Bursa AS Berpotensi Negatif

WM
Oleh Wahid Ma'ruf
Rabu 28 November 2012
share
ist

INILAH.COM, New York - Bursa saham AS berpotensi lebih rendah pada perdagangan Rabu (28/11/2012). Investor masih diliputi kekhawatiran sulitnya negosiasi dalam mengatasi tebing fiskal.

Pada perdagangan Selasa kemarin, investor berbondong-bondong mengamankan posisi yang aman. Investor merespon pernyataan anggota parlemen tentang sedikitnya kemajuan negosiasi dalam menghindari tebing fiskal. AS terancam resesi dengan kenaikan pajak dan penghematan anggaran per 1 Januari 2013.

Pasar menunggu data penjualan rumah untuk bulan Oktober. Ekonom mengharapkan terjadi kenaikan seperti pada bulan September lalu. Pasar juga mencermati kabar dari The Fed yang akan merilis Beige Book tentang kondisi ekonomi regional. Rilis tersebut diharapkan akan mengalami pertumbuhan meskipun ada badai Sandy kemarin.

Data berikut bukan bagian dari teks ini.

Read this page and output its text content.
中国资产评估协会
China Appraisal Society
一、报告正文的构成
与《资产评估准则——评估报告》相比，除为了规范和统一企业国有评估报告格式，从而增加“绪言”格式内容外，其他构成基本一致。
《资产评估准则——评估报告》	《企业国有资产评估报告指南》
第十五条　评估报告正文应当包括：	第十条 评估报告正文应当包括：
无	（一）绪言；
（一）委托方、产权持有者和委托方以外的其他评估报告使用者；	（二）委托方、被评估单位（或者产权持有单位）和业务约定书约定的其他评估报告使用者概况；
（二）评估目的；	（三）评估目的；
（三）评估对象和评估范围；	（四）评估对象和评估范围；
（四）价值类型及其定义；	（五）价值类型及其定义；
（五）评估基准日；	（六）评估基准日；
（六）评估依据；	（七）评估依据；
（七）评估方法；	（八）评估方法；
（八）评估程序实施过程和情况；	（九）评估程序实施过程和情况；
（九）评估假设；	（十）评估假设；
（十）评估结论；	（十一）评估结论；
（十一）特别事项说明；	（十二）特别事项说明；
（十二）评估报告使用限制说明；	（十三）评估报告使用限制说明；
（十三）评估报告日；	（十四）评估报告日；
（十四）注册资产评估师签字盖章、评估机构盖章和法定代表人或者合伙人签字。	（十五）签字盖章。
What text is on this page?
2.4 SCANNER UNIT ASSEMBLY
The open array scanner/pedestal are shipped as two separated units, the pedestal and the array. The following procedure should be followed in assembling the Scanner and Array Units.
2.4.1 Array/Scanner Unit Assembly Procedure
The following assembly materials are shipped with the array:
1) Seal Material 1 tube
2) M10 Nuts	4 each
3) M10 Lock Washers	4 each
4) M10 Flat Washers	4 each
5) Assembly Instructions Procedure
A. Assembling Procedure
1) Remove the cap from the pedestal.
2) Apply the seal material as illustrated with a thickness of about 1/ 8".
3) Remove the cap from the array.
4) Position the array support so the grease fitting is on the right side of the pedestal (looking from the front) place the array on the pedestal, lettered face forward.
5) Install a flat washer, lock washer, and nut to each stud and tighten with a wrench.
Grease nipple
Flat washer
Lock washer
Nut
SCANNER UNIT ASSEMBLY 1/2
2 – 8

Pada perdagangan kemarin, indeks Dow Jones turun 0,7% ke 12.878,13. Pasar mengalami aksi jual setelah pernyataan Pemimpin Mayoritas Senat Harry Reid. Menurut dia, negosiasi soal fiscal cliff belum memuaskan. Indeks S&P 500 melemah 7,35 poin atau 0,52% ke level 1.398,94. Indeks Nasdaq melemah 8,99 poin atau 0,30% ke level 2.967,79.

Ancaman tebing fiskal tenah membebani bursa global. Bursa Eropa turun 0,4%. Bursa Asia diwarnai pelemahan seperti indeks Nikkei, indeks Shanghai yang terus melanjutkan pelemahan. Indeks Nikkei terendah dalam tujuh bulan dan indeks Shanghai terendah dalam empat tahun. Dolar AS stabil dan harga minyak melemah jelang data perseroaan AS.